I have also started my early producing tomato, Siletz 52 days. In reading Garden Desk, he starts some tomatoes on Valentines day in order to have an early harvest of tomatoes, last year the first tomato was June 5th. This intrigues me so I am going to give it a try, it would be awesome to have ripe tomatoes during the first week of June. I have lots of light intensity so I am presuming it should work out well.

Last I have tried some winter sowing. I have not read a thing about winter sowing so I am not sure if I am late or early but I am trying anyway. I planted Baby Leaf Blend Lettuce, Romaine & Scallions in cell packs and have placed them in my cold frame. If all goes well they should germinate when conditions allow, I will then break them up and plant them out in the cold frame or a poly tunnel.

*my next post will be on "Building & Hanging a Log Suet Feeder", it is just the thing to attract wood peckers, nuthatches & chickadees to name a few to your yard or balcony.

Friday, February 13, 2009

Saving Tomato Seeds

After posting that I was saving some tomato seeds I had a few comments saying I should do more posts on seed saving. After the suggestions I snapped a few photos of the process to share with everyone.

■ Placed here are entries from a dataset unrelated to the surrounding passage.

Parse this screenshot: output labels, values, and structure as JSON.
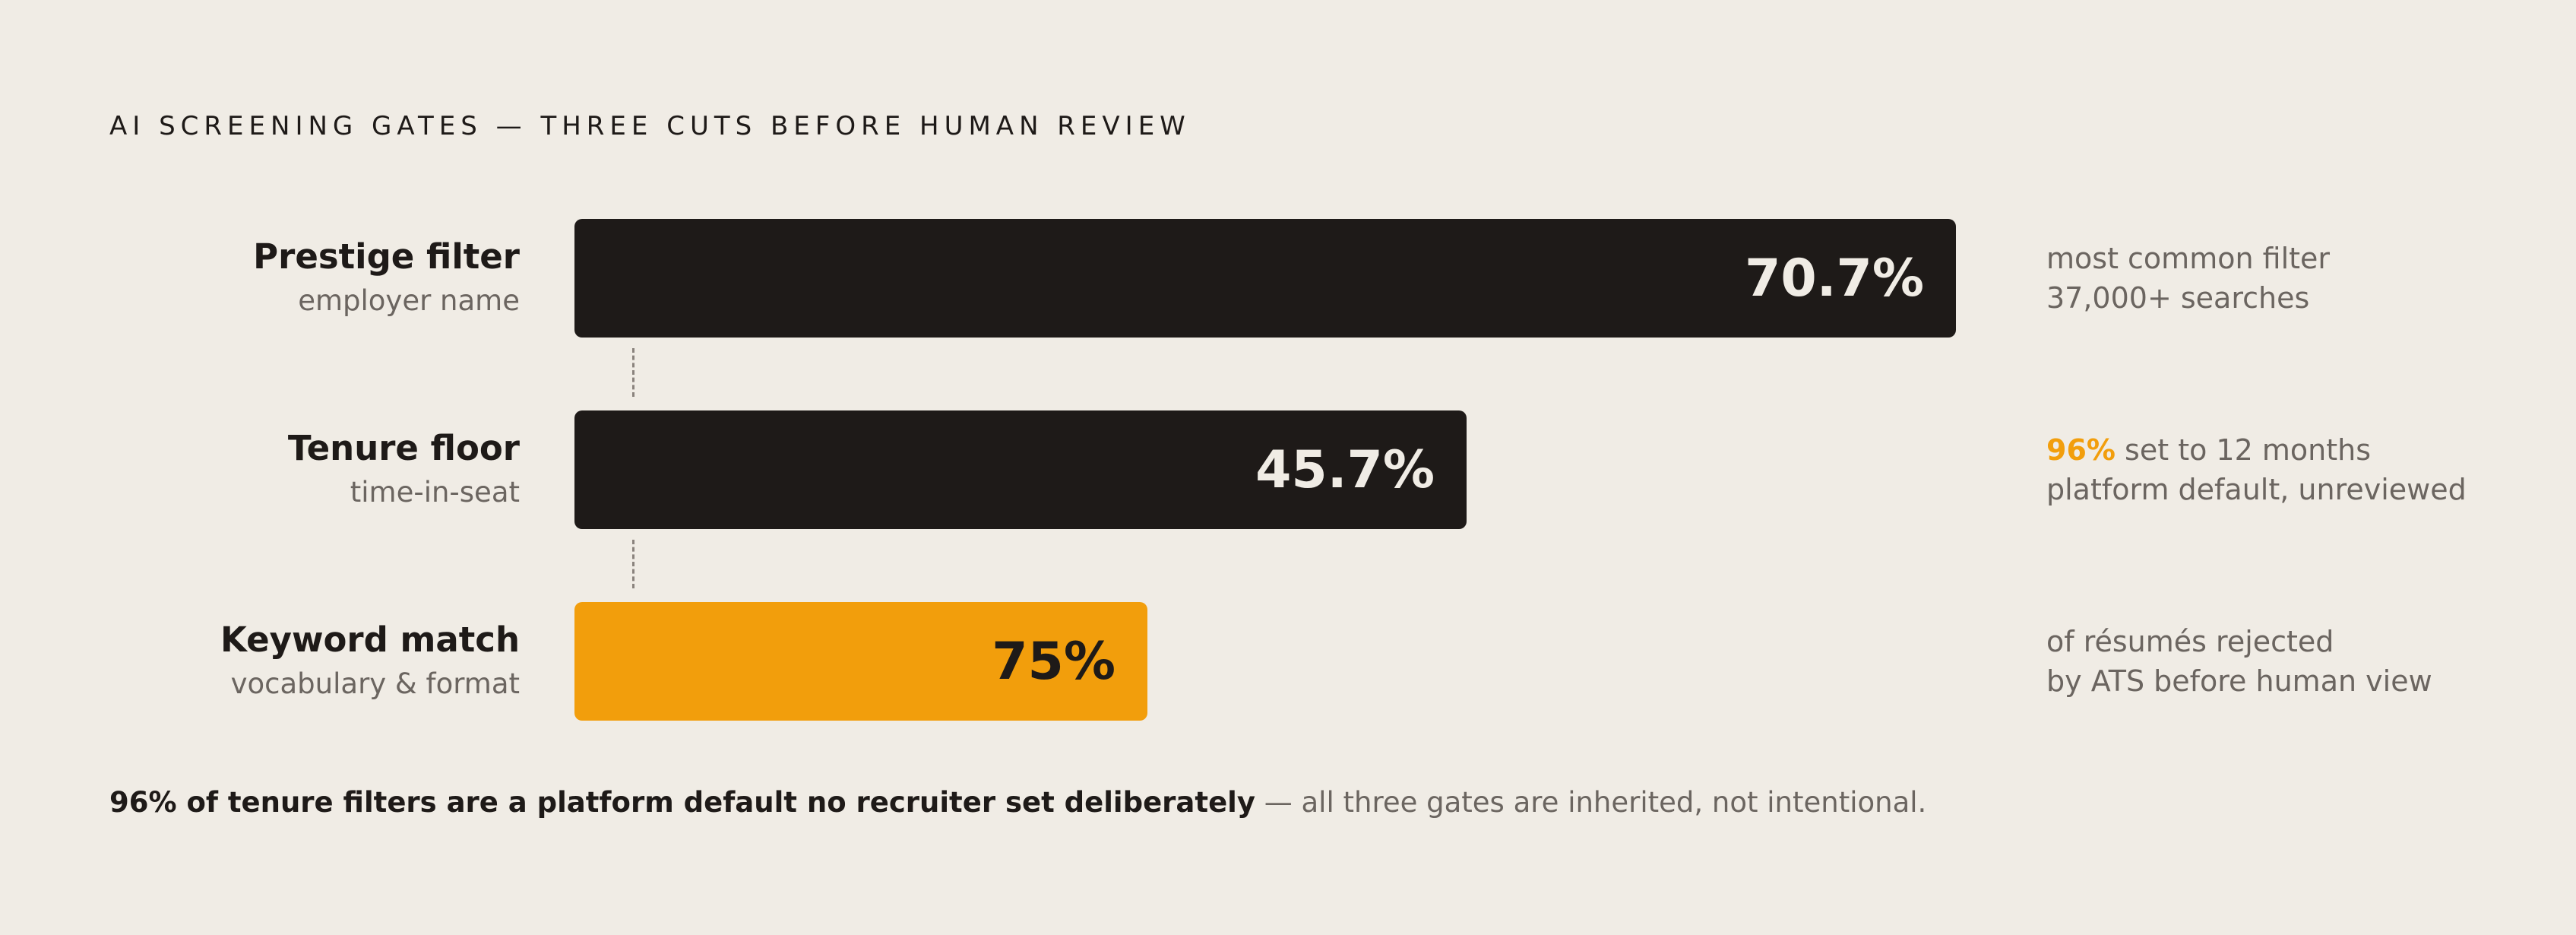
{
  "title": "AI SCREENING GATES — THREE CUTS BEFORE HUMAN REVIEW",
  "chart_data": {
    "type": "bar",
    "orientation": "horizontal",
    "title": "AI SCREENING GATES — THREE CUTS BEFORE HUMAN REVIEW",
    "categories": [
      "Prestige filter",
      "Tenure floor",
      "Keyword match"
    ],
    "values": [
      70.7,
      45.7,
      75
    ],
    "value_labels": [
      "70.7%",
      "45.7%",
      "75%"
    ],
    "units": "%",
    "grid": false,
    "legend": "none",
    "colors": {
      "dark": "#1e1a18",
      "accent": "#f29e0c"
    }
  },
  "rows": [
    {
      "title": "Prestige filter",
      "subtitle": "employer name",
      "value_label": "70.7%",
      "note_highlight": "",
      "note_line1": "most common filter",
      "note_line2": "37,000+ searches"
    },
    {
      "title": "Tenure floor",
      "subtitle": "time-in-seat",
      "value_label": "45.7%",
      "note_highlight": "96%",
      "note_line1": " set to 12 months",
      "note_line2": "platform default, unreviewed"
    },
    {
      "title": "Keyword match",
      "subtitle": "vocabulary & format",
      "value_label": "75%",
      "note_highlight": "",
      "note_line1": "of résumés rejected",
      "note_line2": "by ATS before human view"
    }
  ],
  "footer": {
    "strong": "96% of tenure filters are a platform default no recruiter set deliberately",
    "rest": " — all three gates are inherited, not intentional."
  }
}
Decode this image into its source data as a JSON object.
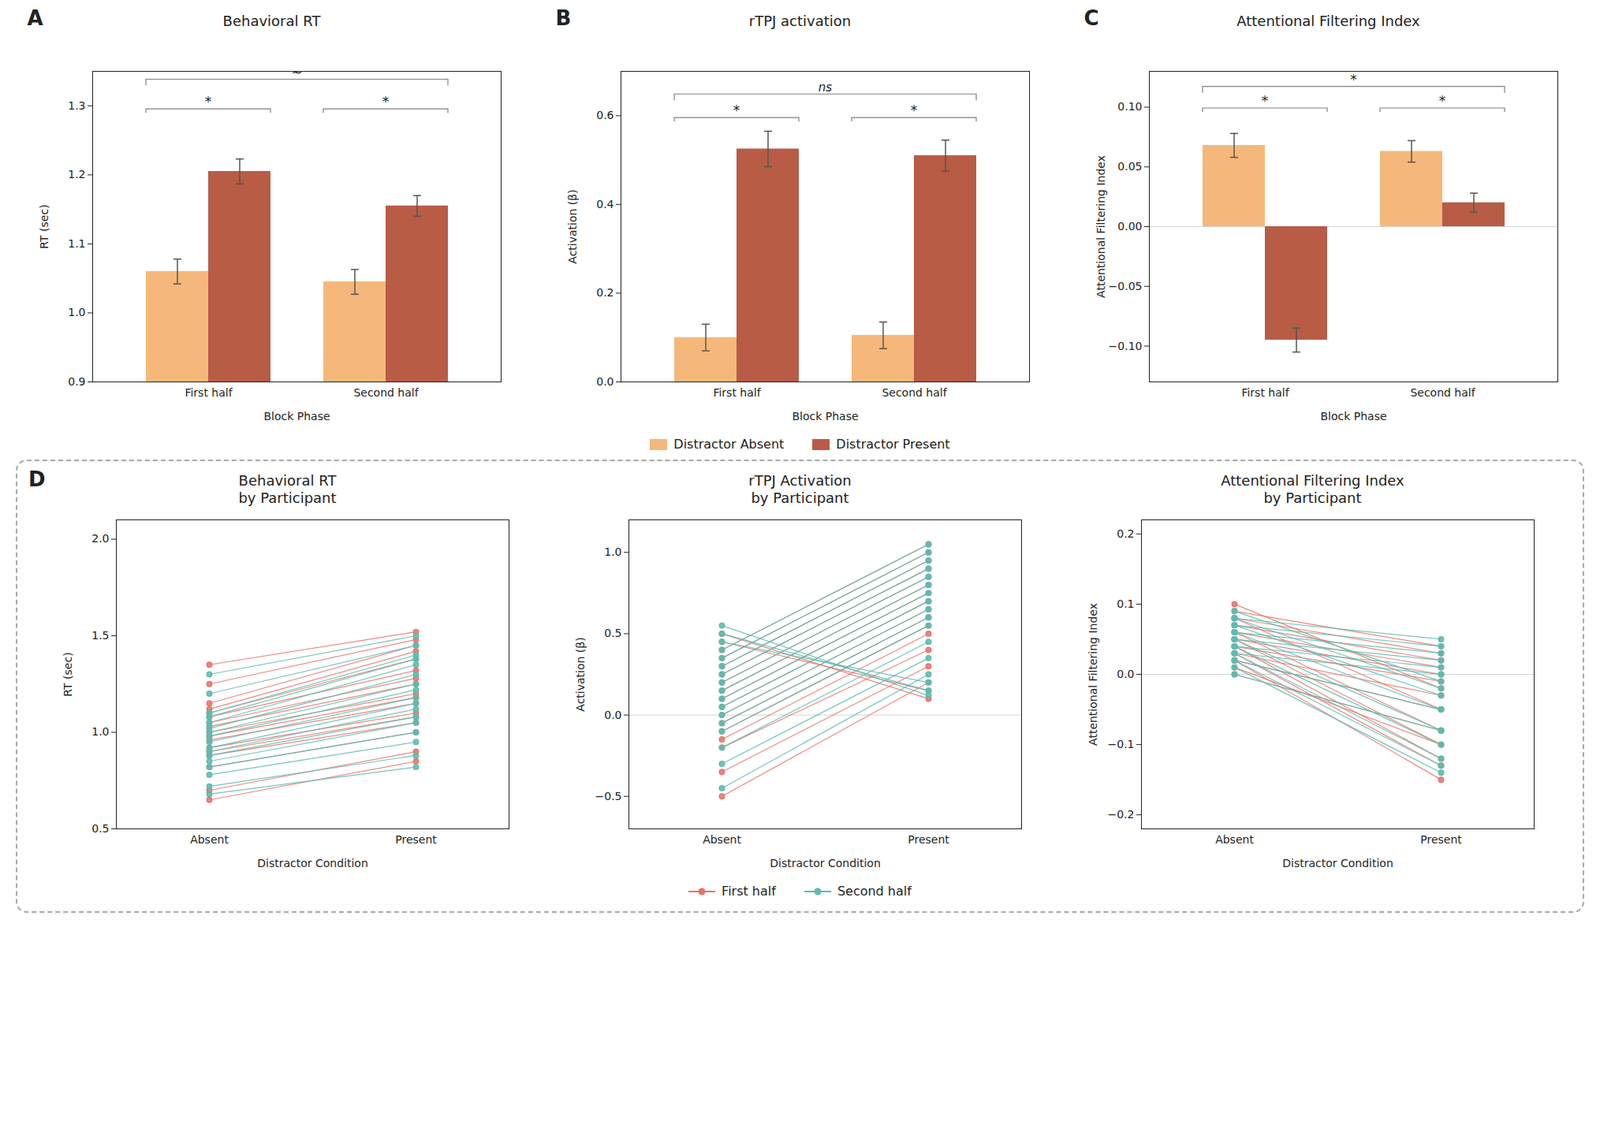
{
  "chart_data": [
    {
      "type": "bar",
      "panel_label": "A",
      "title": "Behavioral RT",
      "xlabel": "Block Phase",
      "ylabel": "RT (sec)",
      "categories": [
        "First half",
        "Second half"
      ],
      "series": [
        {
          "name": "Distractor Absent",
          "color": "#F5B87A",
          "values": [
            1.06,
            1.045
          ],
          "errors": [
            0.018,
            0.018
          ]
        },
        {
          "name": "Distractor Present",
          "color": "#B85C45",
          "values": [
            1.205,
            1.155
          ],
          "errors": [
            0.018,
            0.015
          ]
        }
      ],
      "ylim": [
        0.9,
        1.35
      ],
      "yticks": [
        0.9,
        {
          "value": 1,
          "label": "1.0"
        },
        1.1,
        1.2,
        1.3
      ],
      "annotations": [
        {
          "text": "*",
          "categories": [
            "First half"
          ],
          "y": 1.295
        },
        {
          "text": "*",
          "categories": [
            "Second half"
          ],
          "y": 1.295
        },
        {
          "text": "~",
          "categories": [
            "First half",
            "Second half"
          ],
          "y": 1.338
        }
      ]
    },
    {
      "type": "bar",
      "panel_label": "B",
      "title": "rTPJ activation",
      "xlabel": "Block Phase",
      "ylabel": "Activation (β)",
      "categories": [
        "First half",
        "Second half"
      ],
      "series": [
        {
          "name": "Distractor Absent",
          "color": "#F5B87A",
          "values": [
            0.1,
            0.105
          ],
          "errors": [
            0.03,
            0.03
          ]
        },
        {
          "name": "Distractor Present",
          "color": "#B85C45",
          "values": [
            0.525,
            0.51
          ],
          "errors": [
            0.04,
            0.035
          ]
        }
      ],
      "ylim": [
        0.0,
        0.7
      ],
      "yticks": [
        {
          "value": 0,
          "label": "0.0"
        },
        0.2,
        0.4,
        0.6
      ],
      "legend": "bottom",
      "annotations": [
        {
          "text": "*",
          "categories": [
            "First half"
          ],
          "y": 0.595
        },
        {
          "text": "*",
          "categories": [
            "Second half"
          ],
          "y": 0.595
        },
        {
          "text": "ns",
          "categories": [
            "First half",
            "Second half"
          ],
          "y": 0.648
        }
      ]
    },
    {
      "type": "bar",
      "panel_label": "C",
      "title": "Attentional Filtering Index",
      "xlabel": "Block Phase",
      "ylabel": "Attentional Filtering Index",
      "categories": [
        "First half",
        "Second half"
      ],
      "series": [
        {
          "name": "Distractor Absent",
          "color": "#F5B87A",
          "values": [
            0.068,
            0.063
          ],
          "errors": [
            0.01,
            0.009
          ]
        },
        {
          "name": "Distractor Present",
          "color": "#B85C45",
          "values": [
            -0.095,
            0.02
          ],
          "errors": [
            0.01,
            0.008
          ]
        }
      ],
      "ylim": [
        -0.13,
        0.13
      ],
      "yticks": [
        {
          "value": -0.1,
          "label": "−0.10"
        },
        -0.05,
        {
          "value": 0,
          "label": "0.00"
        },
        0.05,
        {
          "value": 0.1,
          "label": "0.10"
        }
      ],
      "annotations": [
        {
          "text": "*",
          "categories": [
            "First half"
          ],
          "y": 0.099
        },
        {
          "text": "*",
          "categories": [
            "Second half"
          ],
          "y": 0.099
        },
        {
          "text": "*",
          "categories": [
            "First half",
            "Second half"
          ],
          "y": 0.117
        }
      ]
    },
    {
      "type": "line",
      "panel_label": "D",
      "title": "Behavioral RT\nby Participant",
      "xlabel": "Distractor Condition",
      "ylabel": "RT (sec)",
      "categories": [
        "Absent",
        "Present"
      ],
      "series": [
        {
          "name": "First half",
          "color": "#E8746A",
          "marker": "circle",
          "values": [
            [
              1.35,
              1.25,
              1.15,
              1.12,
              1.1,
              1.08,
              1.05,
              1.03,
              1.0,
              0.98,
              0.96,
              0.92,
              0.9,
              0.88,
              0.82,
              0.7,
              0.65
            ],
            [
              1.52,
              1.48,
              1.45,
              1.42,
              1.38,
              1.32,
              1.28,
              1.25,
              1.2,
              1.18,
              1.15,
              1.1,
              1.08,
              1.05,
              1.0,
              0.9,
              0.85
            ]
          ]
        },
        {
          "name": "Second half",
          "color": "#5BBCB0",
          "marker": "circle",
          "values": [
            [
              1.3,
              1.2,
              1.1,
              1.08,
              1.05,
              1.02,
              1.0,
              0.98,
              0.95,
              0.92,
              0.9,
              0.88,
              0.85,
              0.82,
              0.78,
              0.72,
              0.68
            ],
            [
              1.5,
              1.45,
              1.4,
              1.38,
              1.35,
              1.3,
              1.25,
              1.22,
              1.18,
              1.15,
              1.12,
              1.08,
              1.05,
              1.0,
              0.95,
              0.88,
              0.82
            ]
          ]
        }
      ],
      "ylim": [
        0.5,
        2.1
      ],
      "yticks": [
        0.5,
        {
          "value": 1,
          "label": "1.0"
        },
        1.5,
        {
          "value": 2,
          "label": "2.0"
        }
      ]
    },
    {
      "type": "line",
      "title": "rTPJ Activation\nby Participant",
      "xlabel": "Distractor Condition",
      "ylabel": "Activation (β)",
      "categories": [
        "Absent",
        "Present"
      ],
      "series": [
        {
          "name": "First half",
          "color": "#E8746A",
          "marker": "circle",
          "values": [
            [
              -0.5,
              -0.35,
              -0.2,
              -0.15,
              -0.1,
              -0.05,
              0.0,
              0.05,
              0.1,
              0.15,
              0.2,
              0.25,
              0.3,
              0.35,
              0.4,
              0.45,
              0.5
            ],
            [
              0.2,
              0.3,
              0.4,
              0.5,
              0.55,
              0.6,
              0.65,
              0.7,
              0.75,
              0.8,
              0.85,
              0.9,
              0.95,
              1.0,
              1.05,
              0.15,
              0.1
            ]
          ]
        },
        {
          "name": "Second half",
          "color": "#5BBCB0",
          "marker": "circle",
          "values": [
            [
              -0.45,
              -0.3,
              -0.2,
              -0.1,
              -0.05,
              0.0,
              0.05,
              0.1,
              0.15,
              0.2,
              0.25,
              0.3,
              0.35,
              0.4,
              0.45,
              0.5,
              0.55
            ],
            [
              0.25,
              0.35,
              0.45,
              0.55,
              0.6,
              0.65,
              0.7,
              0.75,
              0.8,
              0.85,
              0.9,
              0.95,
              1.0,
              1.05,
              0.2,
              0.15,
              0.12
            ]
          ]
        }
      ],
      "legend": "bottom",
      "ylim": [
        -0.7,
        1.2
      ],
      "yticks": [
        -0.5,
        {
          "value": 0,
          "label": "0.0"
        },
        0.5,
        {
          "value": 1,
          "label": "1.0"
        }
      ]
    },
    {
      "type": "line",
      "title": "Attentional Filtering Index\nby Participant",
      "xlabel": "Distractor Condition",
      "ylabel": "Attentional Filtering Index",
      "categories": [
        "Absent",
        "Present"
      ],
      "series": [
        {
          "name": "First half",
          "color": "#E8746A",
          "marker": "circle",
          "values": [
            [
              0.1,
              0.08,
              0.06,
              0.05,
              0.04,
              0.03,
              0.02,
              0.01,
              0.0,
              0.02,
              0.03,
              0.04,
              0.05,
              0.06,
              0.07,
              0.08,
              0.09
            ],
            [
              -0.02,
              -0.05,
              -0.08,
              -0.1,
              -0.12,
              -0.13,
              -0.15,
              -0.1,
              -0.08,
              -0.05,
              -0.03,
              -0.01,
              0.0,
              0.01,
              0.02,
              0.03,
              0.04
            ]
          ]
        },
        {
          "name": "Second half",
          "color": "#5BBCB0",
          "marker": "circle",
          "values": [
            [
              0.09,
              0.08,
              0.07,
              0.06,
              0.05,
              0.04,
              0.03,
              0.02,
              0.01,
              0.0,
              0.02,
              0.03,
              0.04,
              0.05,
              0.06,
              0.07,
              0.08
            ],
            [
              -0.01,
              -0.02,
              -0.03,
              -0.05,
              -0.08,
              -0.1,
              -0.12,
              -0.13,
              -0.14,
              -0.08,
              -0.05,
              0.0,
              0.01,
              0.02,
              0.03,
              0.04,
              0.05
            ]
          ]
        }
      ],
      "ylim": [
        -0.22,
        0.22
      ],
      "yticks": [
        -0.2,
        -0.1,
        {
          "value": 0,
          "label": "0.0"
        },
        0.1,
        0.2
      ]
    }
  ]
}
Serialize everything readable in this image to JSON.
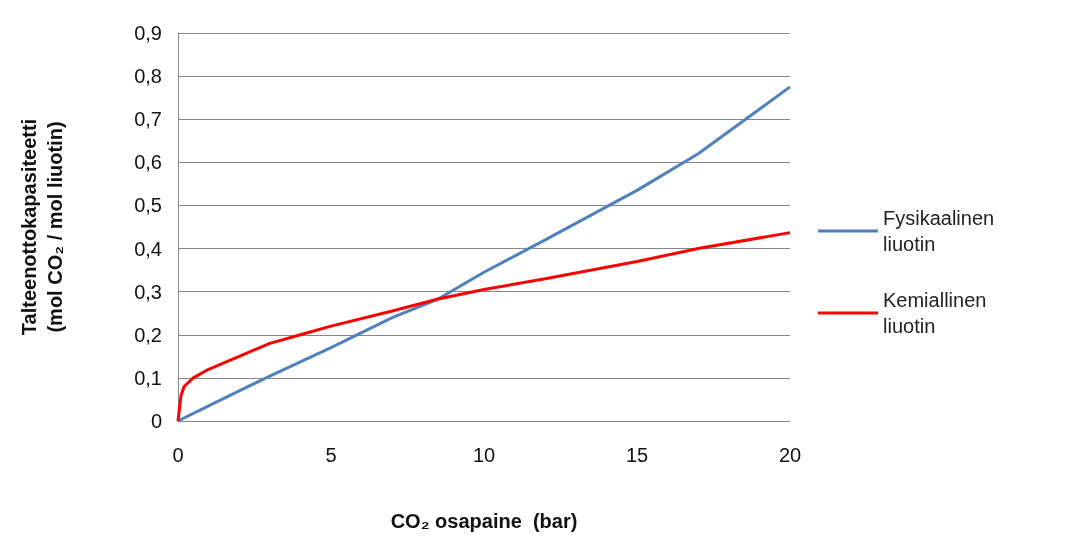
{
  "chart_data": {
    "type": "line",
    "xlabel": "CO₂ osapaine  (bar)",
    "ylabel": "Talteenottokapasiteetti\n(mol CO₂ / mol liuotin)",
    "xlim": [
      0,
      20
    ],
    "xticks": [
      0,
      5,
      10,
      15,
      20
    ],
    "ylim": [
      0,
      0.9
    ],
    "yticks": [
      0,
      {
        "value": 0.1,
        "label": "0,1"
      },
      {
        "value": 0.2,
        "label": "0,2"
      },
      {
        "value": 0.3,
        "label": "0,3"
      },
      {
        "value": 0.4,
        "label": "0,4"
      },
      {
        "value": 0.5,
        "label": "0,5"
      },
      {
        "value": 0.6,
        "label": "0,6"
      },
      {
        "value": 0.7,
        "label": "0,7"
      },
      {
        "value": 0.8,
        "label": "0,8"
      },
      {
        "value": 0.9,
        "label": "0,9"
      }
    ],
    "grid": "y",
    "legend": "right",
    "marker": "none",
    "line_style": "solid",
    "series": [
      {
        "name": "Fysikaalinen liuotin",
        "color": "#4f81bd",
        "x": [
          0,
          1,
          2,
          3,
          5,
          7,
          8.5,
          10,
          12,
          15,
          17,
          20
        ],
        "values": [
          0,
          0.035,
          0.07,
          0.104,
          0.17,
          0.24,
          0.283,
          0.345,
          0.42,
          0.535,
          0.62,
          0.775
        ]
      },
      {
        "name": "Kemiallinen liuotin",
        "color": "#ff0000",
        "x": [
          0,
          0.1,
          0.2,
          0.5,
          1,
          2,
          3,
          4,
          5,
          7,
          8.5,
          10,
          12,
          15,
          17,
          20
        ],
        "values": [
          0,
          0.06,
          0.08,
          0.1,
          0.12,
          0.15,
          0.18,
          0.2,
          0.22,
          0.255,
          0.283,
          0.305,
          0.33,
          0.37,
          0.4,
          0.437
        ]
      }
    ]
  }
}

First of all tomatoes are self pollinating so you will most likely end up with a very similar tomato as the one you collected the seed from. The exception to this rule is potato leafed tomatoes which will cross pollinate with each other and should be separated if you want to collect the seed. Hybrid tomatoes will also not come true unless they are a stable hybrid. With that said, tomatoes do require a pollinator to vibrate the flower, this is called Sonication. This is most often done by bumble bees or solitary bees as honey bees are not very attracted to tomato flowers. The vibration from the wind or a gardener is also said to aid in the pollination. Now for the seed saving:

To save tomato seeds you need to ferment
the seed. This is done to remove the seed
gel that is problematic to remove and
inhibits germination.

Save seed from the best looking fruit,
you should save seed from a few
fruit and if possible
from more then one

Start by slicing the tomato through the
center and squeeze/scoop the seeds into a bowl.

Once all the seed has been scooped into the bowl
add a little bit of water and cover with plastic wrap
or something similar to bump up the humidity. Add
a few hole for air.

In 3-7 days you should notice that the fluid has
turned cloudy, this is an indication that fermentation
has occurred and it is time to clean & dry the seed.
Don't be alarmed if mold is growing on the surface.

Pour the fermented seed into a strainer and then
rinse well with clean water. Any seed gel left at
this point should easily wash away.

With the seeds all cleaned it is time to dry them.
I use a few layers of coffee filters, you can also
use paper plates. Paper towel should be avoided
as the seed will stick to it. Leave them in a dry spot,
out of direct sunlight until they are fully dry.